Whether a director uses Chekhov (as Robin Phillips did) or Mozart (as Brian Bedford does this season) as a touchstone in order to find a way into the spirit of Wilde’s greatest comedy, the simple fact is that Earnest is a high comedy, not a farce (though it has farcical elements), and depends on style rather than sentiment. Living dangerously, Bedford has gambled by directing himself in the role of Lady Bracknell, one of the greatest comic stage characters in the English language, and, happily, he has won—though at some cost to his own performance. Bedford fully understands the grain and temper of Wilde’s era and of the great writer’s epigrammatic wit. Especially in this play and his essays, Wilde glorified cleverness by ensuring that it was perfectly phrased. As Lady Bracknell declares, her society lives in “an age of surfaces,” and Wilde’s dialogue lacquers these surfaces by smartly brittle repartee. The script is a luxuriant verbal score, perfectly attuned to the manner of its period, and calibrated to make the serious seem trivial and the trivial serious. In his program note, Bedford quotes Auden in calling it the purest example in English literature of “verbal opera.” “There is a lightness to this text, coupled with an unrelenting energy and tremendous variety: qualities that are all quintessentially Mozartian.” It is a verbal score that almost has no equal, except, perhaps, in Congreve or the very best of Coward, but where Congreve’s can seem intricately complex to master, and Coward’s ornamental or superficial, Wilde’s glitters brilliantly and spontaneously. It remains clever, of course, because this is artificial comedy, but the cleverness of phrase has another dynamic function. It serves as a mask for subterfuge and hypocrisy. John Worthing’s “improbable explanations” about his mysterious brother, and Algernon’s about his invalid friend Bunbury speak to a specific need to escape the pressures and tedium of social and moral conformity. They are lies that indulge a need for romantic fabrication, just as Cecily’s and Gwendolyn’s romantic fancies are attempts to achieve gilded pleasures, despite the constraints of their guardians and society. Bedford’s production emphasizes
the double life of John Worthing, finding a root in Wilde’s own double life.

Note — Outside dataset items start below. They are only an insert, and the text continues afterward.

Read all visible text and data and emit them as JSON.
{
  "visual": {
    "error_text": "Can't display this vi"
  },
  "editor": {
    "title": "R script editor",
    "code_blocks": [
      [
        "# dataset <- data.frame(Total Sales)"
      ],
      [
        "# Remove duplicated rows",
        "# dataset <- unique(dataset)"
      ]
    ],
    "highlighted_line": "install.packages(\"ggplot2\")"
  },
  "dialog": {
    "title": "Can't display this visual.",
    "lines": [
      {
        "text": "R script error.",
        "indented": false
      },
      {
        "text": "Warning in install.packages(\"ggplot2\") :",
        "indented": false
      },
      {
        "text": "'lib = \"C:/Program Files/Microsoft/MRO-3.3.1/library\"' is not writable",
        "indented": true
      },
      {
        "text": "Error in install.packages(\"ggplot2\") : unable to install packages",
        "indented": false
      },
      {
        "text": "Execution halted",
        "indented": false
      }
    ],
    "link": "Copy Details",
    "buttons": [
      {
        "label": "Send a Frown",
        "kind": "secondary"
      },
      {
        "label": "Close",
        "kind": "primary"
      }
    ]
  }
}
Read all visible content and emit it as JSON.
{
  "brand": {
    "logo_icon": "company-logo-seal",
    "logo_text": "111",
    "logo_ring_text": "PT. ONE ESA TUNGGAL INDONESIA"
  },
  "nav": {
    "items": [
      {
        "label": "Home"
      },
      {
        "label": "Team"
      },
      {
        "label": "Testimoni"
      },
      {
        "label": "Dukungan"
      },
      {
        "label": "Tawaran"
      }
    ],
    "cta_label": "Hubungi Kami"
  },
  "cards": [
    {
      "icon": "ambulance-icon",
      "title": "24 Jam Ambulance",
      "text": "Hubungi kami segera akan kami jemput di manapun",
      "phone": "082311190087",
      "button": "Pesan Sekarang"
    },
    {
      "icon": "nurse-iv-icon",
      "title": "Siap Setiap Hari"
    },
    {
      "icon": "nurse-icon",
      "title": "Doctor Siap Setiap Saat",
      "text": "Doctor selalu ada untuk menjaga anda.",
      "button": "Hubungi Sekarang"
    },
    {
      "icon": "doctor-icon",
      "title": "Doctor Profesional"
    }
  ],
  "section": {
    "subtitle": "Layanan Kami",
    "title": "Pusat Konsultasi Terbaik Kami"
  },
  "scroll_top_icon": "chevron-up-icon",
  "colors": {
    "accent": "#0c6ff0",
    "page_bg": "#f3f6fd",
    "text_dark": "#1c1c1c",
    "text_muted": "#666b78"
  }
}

His version is always fine and often dazzling, but, surprisingly, his own
performance as Lady Bracknell sacrifices some of the most celebrated comic
climaxes for later rewards. Garbed in Desmond Heeley’s superb costumes and
hats, he looks like a straitlaced Victorian matriarch, but his modified
falsetto and practised mannerisms never seem formidable enough to turn him
into a Gorgon or anything approaching the late Dame Edith Evans in the role,
which was much the same thing. Nor is he as comic as the late William Hutt
was in the role. Bedford’s poker face, mastery of the long pause and delayed
climax, and his superb modulation equip him well for a character study, but
the handbag scene falls a little flat because of his insistence on
diminuendo rather than amplification. He sometimes seems to be enjoying the
character’s wit rather more than he should. He is not the type of Lady
Bracknell whose arm you would hesitate to take on the way to dinner or a
music recital. As irrepressibly mischievous Algernon, Mike Shara is to the manner born and he makes an excellent sparring partner for Ben Carlson’s first-rate Worthing, a handsome man about town whose skill in lying is severely tested. Andrea Runge looks too mature for Cecily, his ward, but she scores when it counts, and as first her enemy and then her “sister,” Sara Topham is a delectable Gwendolyn—especially in Act 2, which becomes simply the best Act 2 of this play I have seen on stage. Never over-cultivated in her emphases, she is convincingly sophisticated and naïve, an endearing romancer as well as a sharply self-assured young lady to whom facts are merely degraded truth. Stephen Ouimette’s Canon Chasuble has a spindly-legged walk to further his comedy, and Sarah Dodd makes a truly wonderful Miss Prism, channeling some of Maggie Smith’s comic eccentricities, especially her nasal tone, but to this she adds menopausal hot flashes when in the company of Chasuble. As far as the lower orders are concerned, Tim MacDonald makes a rather dry Merriman, but Robert Persichini’s Lane is a lumbering, amusingly slow-footed fellow with a quick mind to keep pace with his master, Algernon. Desmond Heeley’s sets show what stage painting can do in support of an age of surfaces, and his garden setting has his signature breath-taking prettiness and elegance. Kevin Fraser’s lighting lends the stage pictures further support.